Possible field attributes are:

Attribute Meaning
C Cardinal
S Solitary
V Validating

Attributes are language keywords and must be typed in uppercase.

Cardinal field

The C attribute is used to mark the cardinal (i.e., fundamental) field in a template.
It will affect the MERGE option causing the merging of two or more simple records, if they contain the same value for the cardinal field.
The attribute must then be used in conjunction with the MERGE option and by-rule aggregation has to be used to link the cardinal field to non-cardinal fields.

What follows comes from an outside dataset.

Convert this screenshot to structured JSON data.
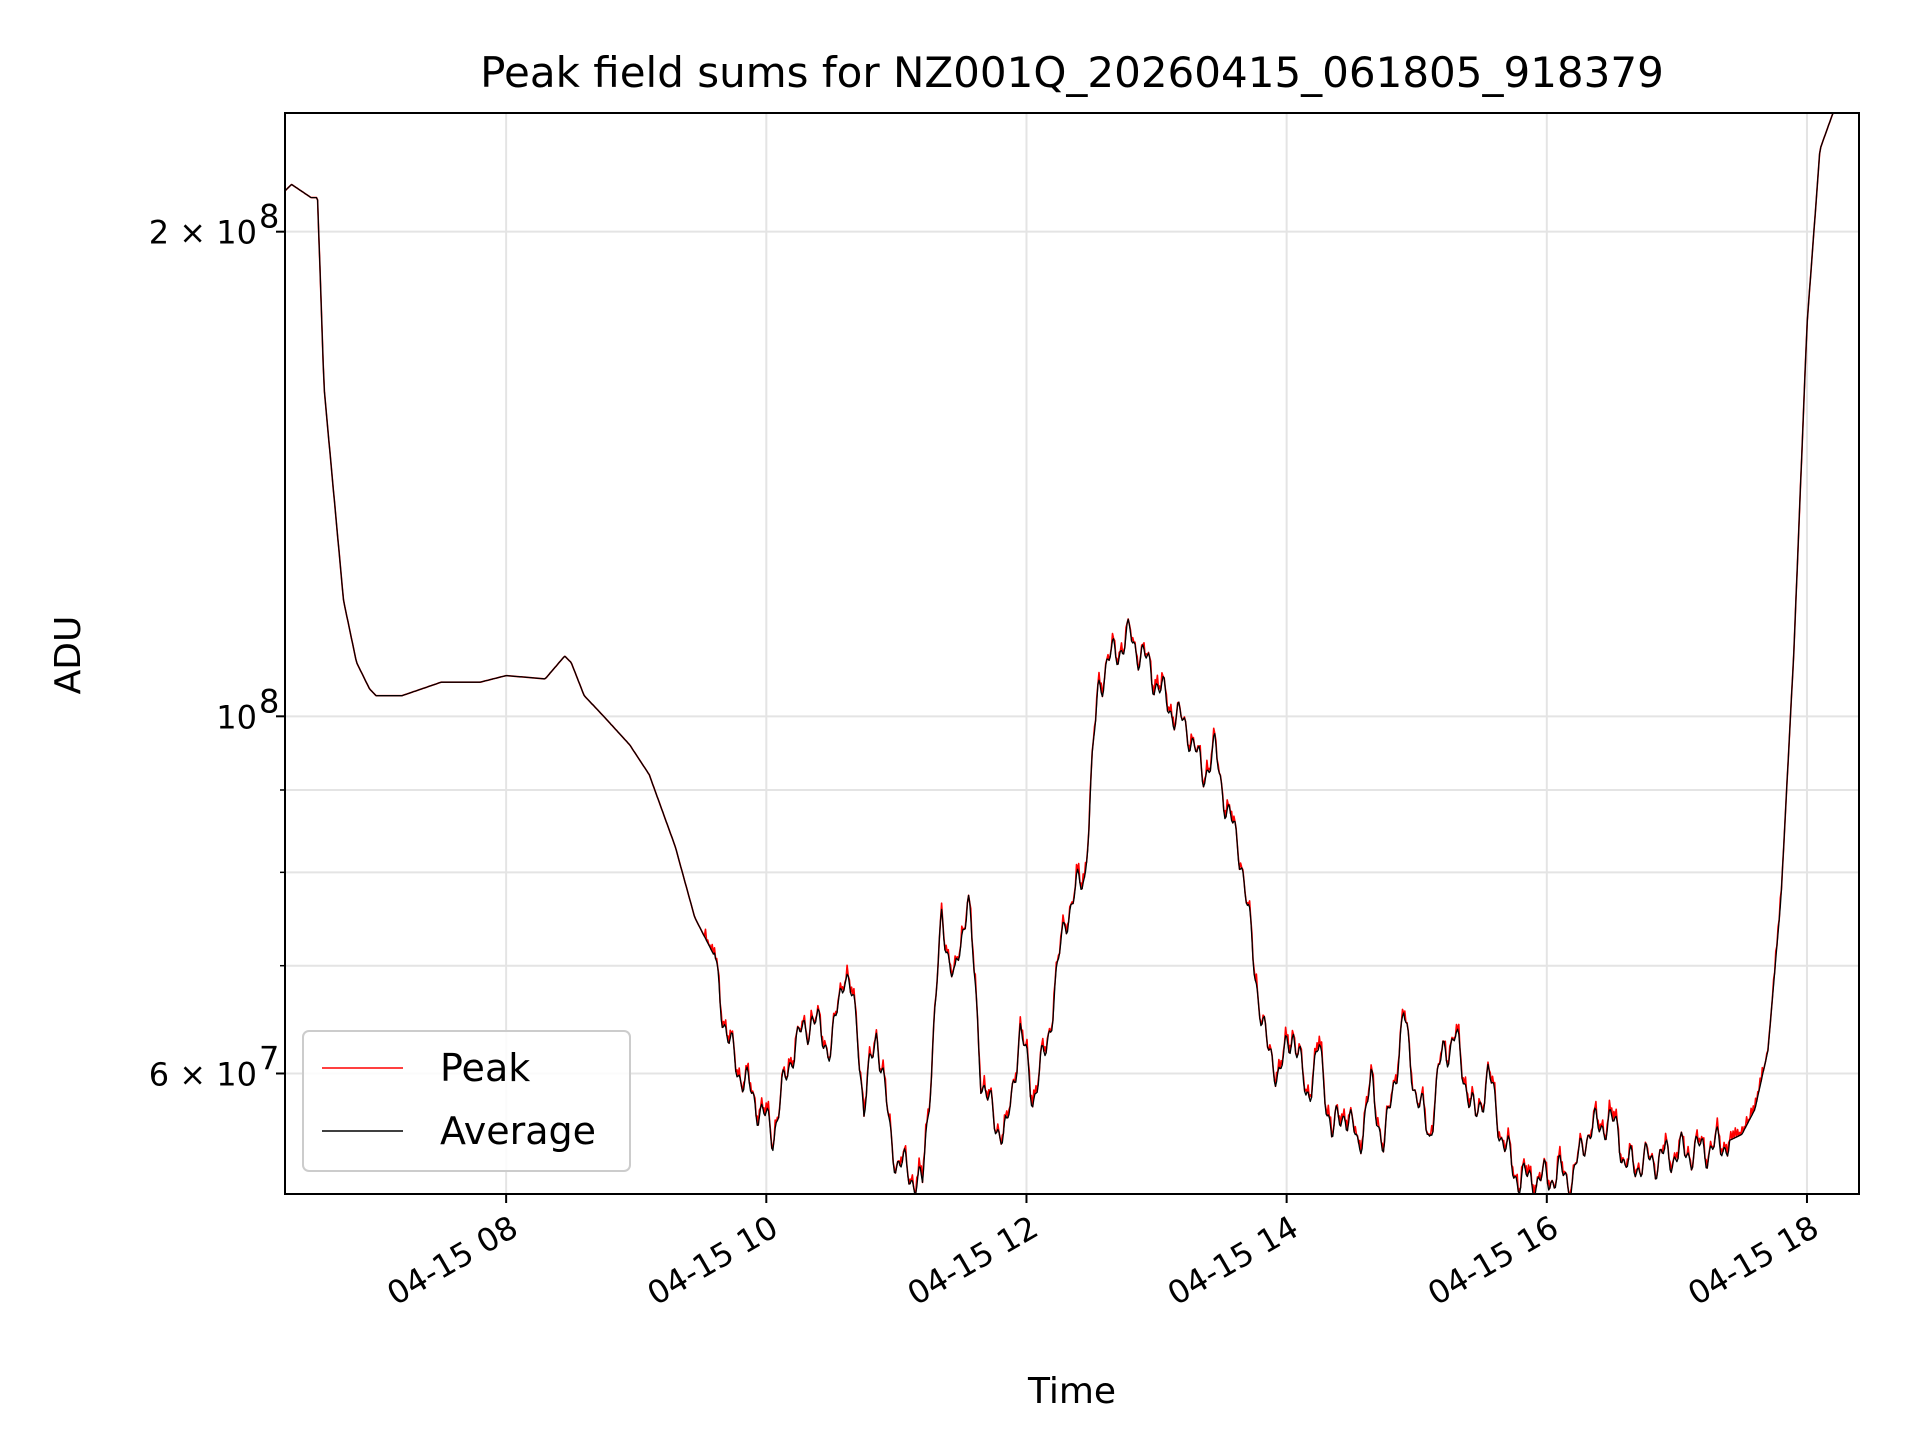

For example, consider the following template and extraction rules:

TEMPLATE(PERSONAL_DATA)
{
    @Name,
    @Telephone,
    @Address
}

SCOPE SENTENCE
{
    IDENTIFY(PERSONAL_DATA)
    {
        @Name[TYPE(NPH)]
        AND
        @Telephone[ANCESTOR(29700)]//  29700: phone number
    }

    IDENTIFY(PERSONAL_DATA)
    {
        @Name[TYPE(NPH)]
        AND
        @Address[TYPE(ADR)]
    }
}

Both rules exhibit the so called "by-rule aggregation", i.e. they give value to more than one field to create multi-field records. In this case, the records are incomplete with respect to the template, because the template has three fields.
If the rules are run against this text:

Doug Smith lives at 1540 Chicago Avenue, Baltimore and his number is 555-234-567.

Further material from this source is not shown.